This isn't quite the order of photos I wanted but I haven't figured out how to shift them. In any case, they might better be understood in reverse. This one above is a stained glass of the resurrection from the Cathedral in Adelaide; the next is of a cow and the calf she gave birth to in the third week of the retreat; the two pictures that follow are "before and after" shots of our group.

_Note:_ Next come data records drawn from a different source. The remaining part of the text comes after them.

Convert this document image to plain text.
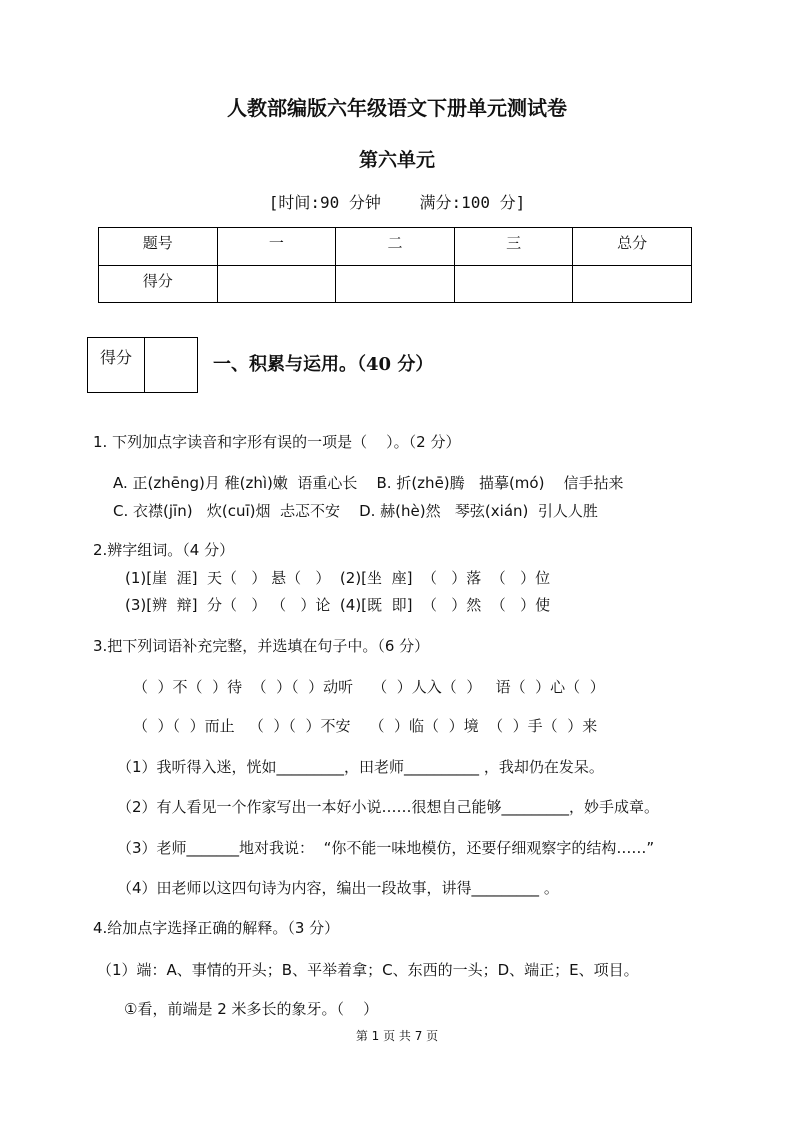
人教部编版六年级语文下册单元测试卷
第六单元
[时间:90 分钟    满分:100 分]
题号	一	二	三	总分
得分				
得分	一、积累与运用。（40 分）
1. 下列加点字读音和字形有误的一项是（    ）。（2 分）
A. 正(zhēng)月 稚(zhì)嫩  语重心长    B. 折(zhē)腾   描摹(mó)    信手拈来
C. 衣襟(jīn)   炊(cuī)烟  忐忑不安    D. 赫(hè)然   琴弦(xián)  引人人胜
2.辨字组词。（4 分）
(1)[崖  涯]  天（   ） 悬（   ）  (2)[坐  座]  （   ）落  （   ）位
(3)[辨  辩]  分（   ） （   ）论  (4)[既  即]  （   ）然  （   ）使
3.把下列词语补充完整，并选填在句子中。（6 分）
（  ）不（  ）待  （  ）（  ）动听    （  ）人入（  ）   语（  ）心（  ）
（  ）（  ）而止   （  ）（  ）不安    （  ）临（  ）境  （  ）手（  ）来
（1）我听得入迷，恍如_________，田老师__________ ，我却仍在发呆。
（2）有人看见一个作家写出一本好小说……很想自己能够_________，妙手成章。
（3）老师_______地对我说：  “你不能一味地模仿，还要仔细观察字的结构……”
（4）田老师以这四句诗为内容，编出一段故事，讲得_________ 。
4.给加点字选择正确的解释。（3 分）
（1）端：A、事情的开头；B、平举着拿；C、东西的一头；D、端正；E、项目。
①看，前端是 2 米多长的象牙。（    ）
第 1 页 共 7 页
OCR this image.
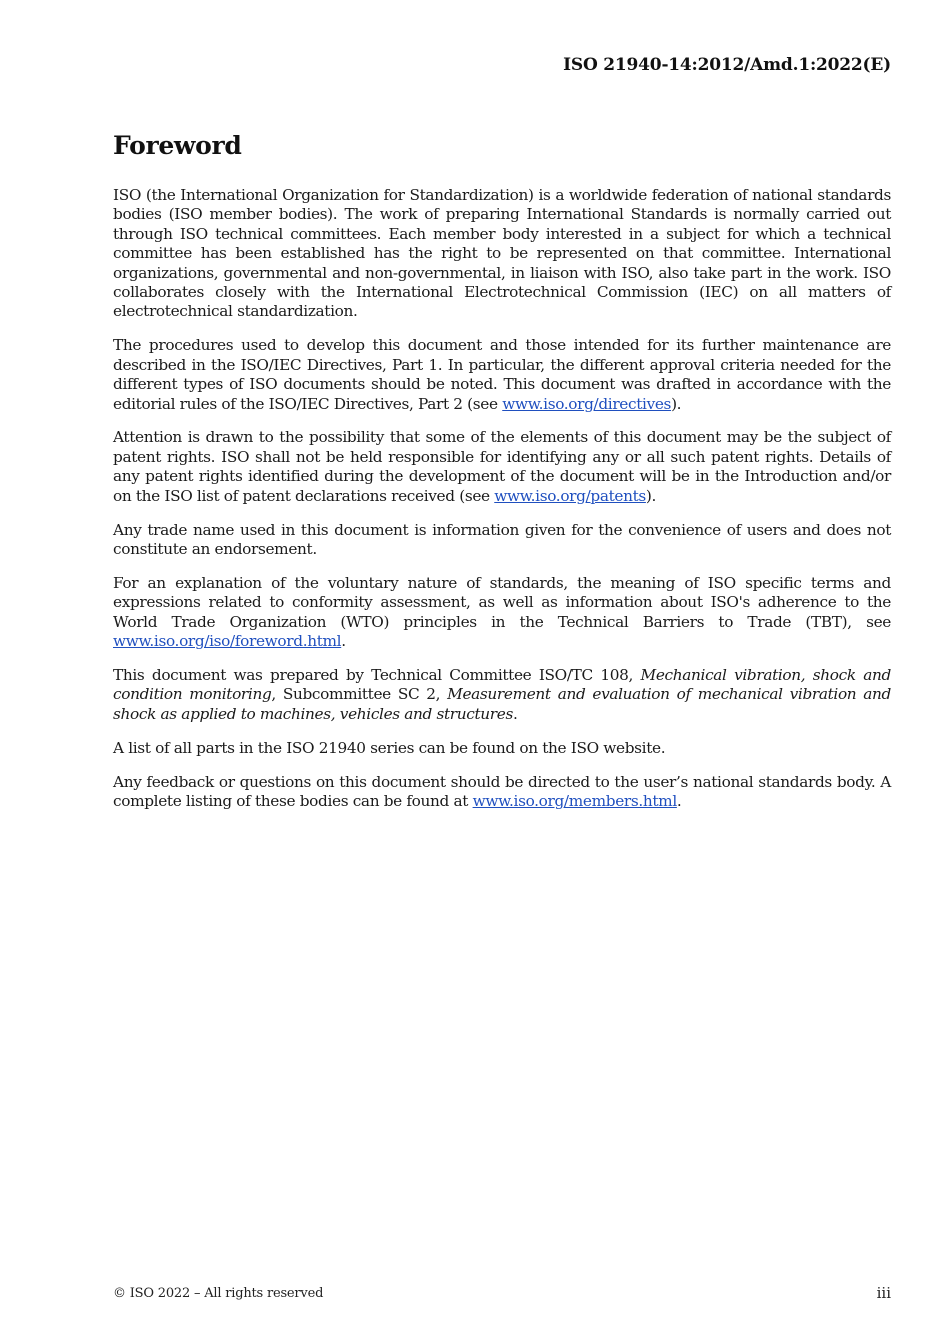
ISO 21940-14:2012/Amd.1:2022(E)
Foreword

ISO (the International Organization for Standardization) is a worldwide federation of national standards bodies (ISO member bodies). The work of preparing International Standards is normally carried out through ISO technical committees. Each member body interested in a subject for which a technical committee has been established has the right to be represented on that committee. International organizations, governmental and non-governmental, in liaison with ISO, also take part in the work. ISO collaborates closely with the International Electrotechnical Commission (IEC) on all matters of electrotechnical standardization.

The procedures used to develop this document and those intended for its further maintenance are described in the ISO/IEC Directives, Part 1. In particular, the different approval criteria needed for the different types of ISO documents should be noted. This document was drafted in accordance with the editorial rules of the ISO/IEC Directives, Part 2 (see www.iso.org/directives).

Attention is drawn to the possibility that some of the elements of this document may be the subject of patent rights. ISO shall not be held responsible for identifying any or all such patent rights. Details of any patent rights identified during the development of the document will be in the Introduction and/or on the ISO list of patent declarations received (see www.iso.org/patents).

Any trade name used in this document is information given for the convenience of users and does not constitute an endorsement.

For an explanation of the voluntary nature of standards, the meaning of ISO specific terms and expressions related to conformity assessment, as well as information about ISO's adherence to the World Trade Organization (WTO) principles in the Technical Barriers to Trade (TBT), see www.iso.org/iso/foreword.html.

This document was prepared by Technical Committee ISO/TC 108, Mechanical vibration, shock and condition monitoring, Subcommittee SC 2, Measurement and evaluation of mechanical vibration and shock as applied to machines, vehicles and structures.

A list of all parts in the ISO 21940 series can be found on the ISO website.

Any feedback or questions on this document should be directed to the user’s national standards body. A complete listing of these bodies can be found at www.iso.org/members.html.

© ISO 2022 – All rights reserved	iii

Several people have asked about the experience of the Long Retreat... for instance asking, "did it fulfill your expectations?" or "how did you manage the silence?" Some people have asked whether or not I feel changed by the experience. As you know, there are simply some events and experiences in our lives that have such a surplus of meaning and personal significance that it takes years really to understand them, let alone adequately express what they mean to us. The Long Retreat is like that. The 13 of us making the retreat each followed the general format that St. Ignatius outlines for the form and substance of the four weeks (focusing on the lights and shadows of our response to God's love, the life and ministry of Jesus, his final days and death in Jerusalem, and his resurrection); however, each of us also had a very distinct experience of what God's Spirit was doing in and through us.
I can only speak for myself here, but I found that the retreat brought up all kinds of old lines and patterns that I've been working on with God over the years, and then revealed in a rather deep and surprisingly integrated way how these lines and patterns connect. More specifically, I've struggled over the years, as perhaps many of us have, with my relationships to material possessions (excessive desire for security and comfort), with my need for the recognition and esteem of others (sometimes this can be so tedious for others in my life), and with my attraction to power and influence (I'm not quite a megalomaniac, but the potential is there)-- the basics, right? And beyond those things, (which are all good in their own right, but dangerous when they become attachments or idols), I have struggled with selfishness,vanity, anxiety around success and failure, resistance to authorities, fear of looking foolish or incompetent, etc. (I'm just hitting the highlights here.)
But on this retreat, God revealed something that is somehow at the heart of all this, and that is that I have an illusion of self-sufficiency-- of thinking that I know better than anyone else how to take care of myself... and then that somehow I have enough ability not only to take care of myself but of everyone else as well. This has made it difficult at times for me to accept being taught, led, and loved by others. This list is long, and it included God. Somehow, I have lived with this blind spot for a very long time, and gotten along fairly well in fact. But in discovering my limitations and powerlessness to work my way through a few challenges that came up on the retreat, the illusion began to fall apart. The beauty of it was that as my illusion of self-sufficiency was crumbling away, I began discovering a new level of faith in God's love. In fact, the image I had was of being held fast in God's "right hand" so to speak... of discovering just how finite I am and how this is exactly what God's needs in order to work through me.
I wish that I could express this more clearly, and in fact, it sounds trite when I re-read what I have written, but I hope that this makes some sense and that it might even resonate with your own experience. You may even be saying to yourself, "duh!" Of course you're finite and God is infinite! The fact is, some of us are very slow learners, and having a lot of education, training, and experience can actually get in the way. So, moving on to the next picture...
This calf was born on the retreat house property during the third week of our retreat. A cute little feller with a doting mom. A little wobbly, but what would you expect. But as I watched the mom taking care of and nursing this calf, I couldn't help but make the link with the retreat. If there is anything that Jesus wanted to make clear to us, it is that God longs to be in relationship with us as a loving mother or father is with her/his children. And while the notion of dependency may grate against us, I do not think that the relationship is so simple as a baby depending on her/his mother. The truth is that God delights in our maturity and in the development of all of the gifts we have been given... and that a degree of self-authorship is essential. But I never had such a powerful sense of how it grieves God when we live as if we can do it all by ourselves. Rather, I felt God calling me into an "interdependent" partnership, where we have a mutual relationship and mission in the world. Does this make sense? I know it may be simple sounding, but I know from experience that living this way takes day to day practice.
But enough of my blather... the bottom picture is our "before" shot and the one just below is the end of the retreat. In the blogs to follow, I will share pictures and stories from the bushwalking adventures that we had in Central Australia.